Primitive Methodist magazine of 1870 (page 697)

W Patterson (1909) Northern Primitive Methodism pub Dalton

Comments about this page

  • William Charlton, mentioned in this piece, was my g-g-g grandfather. He was born at Wester Byers, near Steel Hall, Hexhamshire, in 1805, and became a farmer/lead miner at The Haining, Allendale in the 1840s and 1850s. He moved to the West End of Newcastle and had a grocer’s shop in Pitt Street. When he died in January 1870, the shop became Waugh’s (another PM lay preacher mentioned here). William’s daughter had married into the Waugh family. My Great-grandfather, also called William, was married to Margaret Bell at the Maple Terrace chapel in 1892. I would also like to know about the ‘unhappy rift’!

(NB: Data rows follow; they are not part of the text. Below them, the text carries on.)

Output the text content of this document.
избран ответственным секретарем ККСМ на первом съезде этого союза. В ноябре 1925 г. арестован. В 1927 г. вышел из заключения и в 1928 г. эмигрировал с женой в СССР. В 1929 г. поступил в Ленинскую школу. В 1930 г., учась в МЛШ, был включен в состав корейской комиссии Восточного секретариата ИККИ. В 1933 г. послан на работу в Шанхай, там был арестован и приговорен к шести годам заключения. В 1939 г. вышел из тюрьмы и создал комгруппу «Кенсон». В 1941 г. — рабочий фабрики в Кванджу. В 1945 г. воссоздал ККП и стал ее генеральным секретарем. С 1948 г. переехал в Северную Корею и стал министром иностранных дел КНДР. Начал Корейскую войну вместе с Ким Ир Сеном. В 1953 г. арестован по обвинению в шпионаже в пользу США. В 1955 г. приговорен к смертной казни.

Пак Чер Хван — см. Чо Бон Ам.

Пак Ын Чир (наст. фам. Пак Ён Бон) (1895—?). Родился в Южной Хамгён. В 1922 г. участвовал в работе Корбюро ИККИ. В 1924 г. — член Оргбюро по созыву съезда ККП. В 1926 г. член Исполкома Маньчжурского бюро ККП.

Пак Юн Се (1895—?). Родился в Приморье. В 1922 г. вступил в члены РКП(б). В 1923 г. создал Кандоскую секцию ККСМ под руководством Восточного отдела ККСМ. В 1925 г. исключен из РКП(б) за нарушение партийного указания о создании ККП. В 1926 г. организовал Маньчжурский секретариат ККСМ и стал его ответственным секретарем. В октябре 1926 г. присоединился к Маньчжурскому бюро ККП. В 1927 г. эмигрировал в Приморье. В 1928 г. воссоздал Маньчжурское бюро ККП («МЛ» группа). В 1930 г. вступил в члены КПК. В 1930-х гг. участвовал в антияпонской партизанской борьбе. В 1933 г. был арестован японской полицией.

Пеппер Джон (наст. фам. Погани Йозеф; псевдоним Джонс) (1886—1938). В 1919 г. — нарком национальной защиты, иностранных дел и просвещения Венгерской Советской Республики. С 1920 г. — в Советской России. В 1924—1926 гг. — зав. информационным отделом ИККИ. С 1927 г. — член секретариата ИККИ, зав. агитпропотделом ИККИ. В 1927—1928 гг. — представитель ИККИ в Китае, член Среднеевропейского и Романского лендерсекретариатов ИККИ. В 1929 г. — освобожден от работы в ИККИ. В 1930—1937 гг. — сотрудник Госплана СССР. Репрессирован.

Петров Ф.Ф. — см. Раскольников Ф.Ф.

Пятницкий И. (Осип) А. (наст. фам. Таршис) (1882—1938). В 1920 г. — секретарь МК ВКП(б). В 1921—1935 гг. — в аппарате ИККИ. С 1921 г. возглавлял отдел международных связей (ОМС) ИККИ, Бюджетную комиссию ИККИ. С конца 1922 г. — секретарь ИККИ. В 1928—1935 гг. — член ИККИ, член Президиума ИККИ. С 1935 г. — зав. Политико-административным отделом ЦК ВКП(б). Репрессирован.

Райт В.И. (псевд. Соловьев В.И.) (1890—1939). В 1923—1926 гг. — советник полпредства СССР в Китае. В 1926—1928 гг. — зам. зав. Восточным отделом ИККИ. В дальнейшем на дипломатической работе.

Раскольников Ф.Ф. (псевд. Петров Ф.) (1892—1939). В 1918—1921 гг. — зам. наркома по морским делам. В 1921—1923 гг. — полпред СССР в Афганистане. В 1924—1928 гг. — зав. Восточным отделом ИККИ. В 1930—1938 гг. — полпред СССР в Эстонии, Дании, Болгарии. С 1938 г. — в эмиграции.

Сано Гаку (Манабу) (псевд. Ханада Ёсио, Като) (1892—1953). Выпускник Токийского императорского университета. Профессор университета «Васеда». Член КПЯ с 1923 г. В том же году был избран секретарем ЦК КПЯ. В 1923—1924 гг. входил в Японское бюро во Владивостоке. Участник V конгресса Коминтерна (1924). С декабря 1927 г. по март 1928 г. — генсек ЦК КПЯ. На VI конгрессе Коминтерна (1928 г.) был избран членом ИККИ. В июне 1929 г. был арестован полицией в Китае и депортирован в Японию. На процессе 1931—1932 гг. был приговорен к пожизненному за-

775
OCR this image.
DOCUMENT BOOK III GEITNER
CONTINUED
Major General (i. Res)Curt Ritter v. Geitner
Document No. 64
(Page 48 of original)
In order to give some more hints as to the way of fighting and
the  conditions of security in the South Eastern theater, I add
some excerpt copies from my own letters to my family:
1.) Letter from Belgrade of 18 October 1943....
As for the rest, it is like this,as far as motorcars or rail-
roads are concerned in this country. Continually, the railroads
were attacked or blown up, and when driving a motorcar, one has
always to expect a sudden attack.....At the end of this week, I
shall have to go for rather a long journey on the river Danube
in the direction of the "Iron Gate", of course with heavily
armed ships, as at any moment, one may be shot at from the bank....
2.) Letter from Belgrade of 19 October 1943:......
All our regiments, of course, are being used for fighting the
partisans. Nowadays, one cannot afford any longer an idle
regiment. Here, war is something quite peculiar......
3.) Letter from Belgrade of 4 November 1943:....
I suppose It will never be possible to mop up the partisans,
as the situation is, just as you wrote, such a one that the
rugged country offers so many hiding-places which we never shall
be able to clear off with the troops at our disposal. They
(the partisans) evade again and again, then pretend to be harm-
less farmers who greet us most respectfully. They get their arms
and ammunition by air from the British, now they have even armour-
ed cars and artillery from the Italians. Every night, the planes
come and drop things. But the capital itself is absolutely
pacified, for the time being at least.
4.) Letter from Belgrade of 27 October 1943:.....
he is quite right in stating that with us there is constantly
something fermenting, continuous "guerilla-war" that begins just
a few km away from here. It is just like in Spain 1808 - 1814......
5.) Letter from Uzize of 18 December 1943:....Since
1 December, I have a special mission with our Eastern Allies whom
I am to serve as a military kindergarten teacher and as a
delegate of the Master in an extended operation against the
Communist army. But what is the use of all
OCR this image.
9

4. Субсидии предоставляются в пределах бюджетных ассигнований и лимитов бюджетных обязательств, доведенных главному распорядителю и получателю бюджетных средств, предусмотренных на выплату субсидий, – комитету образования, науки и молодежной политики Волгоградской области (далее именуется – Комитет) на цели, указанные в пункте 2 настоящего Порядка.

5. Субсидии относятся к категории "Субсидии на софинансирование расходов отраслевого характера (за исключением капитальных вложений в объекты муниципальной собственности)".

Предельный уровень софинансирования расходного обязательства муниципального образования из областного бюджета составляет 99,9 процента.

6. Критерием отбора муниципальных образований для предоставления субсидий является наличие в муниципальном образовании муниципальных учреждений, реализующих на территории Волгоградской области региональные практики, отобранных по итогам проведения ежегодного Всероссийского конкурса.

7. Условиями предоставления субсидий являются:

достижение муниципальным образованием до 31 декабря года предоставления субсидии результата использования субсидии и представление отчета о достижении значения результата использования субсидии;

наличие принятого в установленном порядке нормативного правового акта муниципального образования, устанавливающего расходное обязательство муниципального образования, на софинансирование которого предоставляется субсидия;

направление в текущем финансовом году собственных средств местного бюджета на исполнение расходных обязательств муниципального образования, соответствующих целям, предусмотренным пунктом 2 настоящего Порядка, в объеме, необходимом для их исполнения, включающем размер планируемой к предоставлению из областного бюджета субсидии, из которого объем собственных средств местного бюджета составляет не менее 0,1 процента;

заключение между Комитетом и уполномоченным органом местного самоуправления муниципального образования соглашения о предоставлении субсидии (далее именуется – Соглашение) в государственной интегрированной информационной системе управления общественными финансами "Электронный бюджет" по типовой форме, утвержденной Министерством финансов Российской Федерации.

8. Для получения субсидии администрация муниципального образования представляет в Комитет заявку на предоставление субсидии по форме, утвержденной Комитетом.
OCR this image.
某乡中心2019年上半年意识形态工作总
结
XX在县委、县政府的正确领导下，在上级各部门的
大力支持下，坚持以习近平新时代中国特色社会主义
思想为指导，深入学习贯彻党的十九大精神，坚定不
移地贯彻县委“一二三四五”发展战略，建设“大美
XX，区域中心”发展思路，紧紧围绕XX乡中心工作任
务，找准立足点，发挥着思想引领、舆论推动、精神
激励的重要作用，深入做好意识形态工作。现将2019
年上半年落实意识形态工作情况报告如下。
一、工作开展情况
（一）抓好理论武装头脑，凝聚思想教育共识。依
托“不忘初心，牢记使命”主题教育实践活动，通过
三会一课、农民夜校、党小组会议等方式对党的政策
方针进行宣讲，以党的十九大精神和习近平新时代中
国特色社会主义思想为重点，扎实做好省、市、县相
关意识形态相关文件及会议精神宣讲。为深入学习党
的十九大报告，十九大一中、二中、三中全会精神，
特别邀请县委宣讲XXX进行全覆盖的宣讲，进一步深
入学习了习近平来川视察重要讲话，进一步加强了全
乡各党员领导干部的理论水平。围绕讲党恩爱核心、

    By Elfrieda Waren (22/01/2023)
  • On 17 May 1869 the ‘Proceedings of the Town Council of the Borough of Newcastle-upon-Tyne for 1868-69’ recorded on page liii that ‘The foundation stone of a Primitive Methodist Chapel, to be erected in Maple Street (near the Grammar School), Scotswood Road, was laid this afternoon, in the presence of a large concourse of spectators, including many of the ministers, members, Sunday School teachers and scholars belonging to the denomination, by Mr. W. B. Leighton.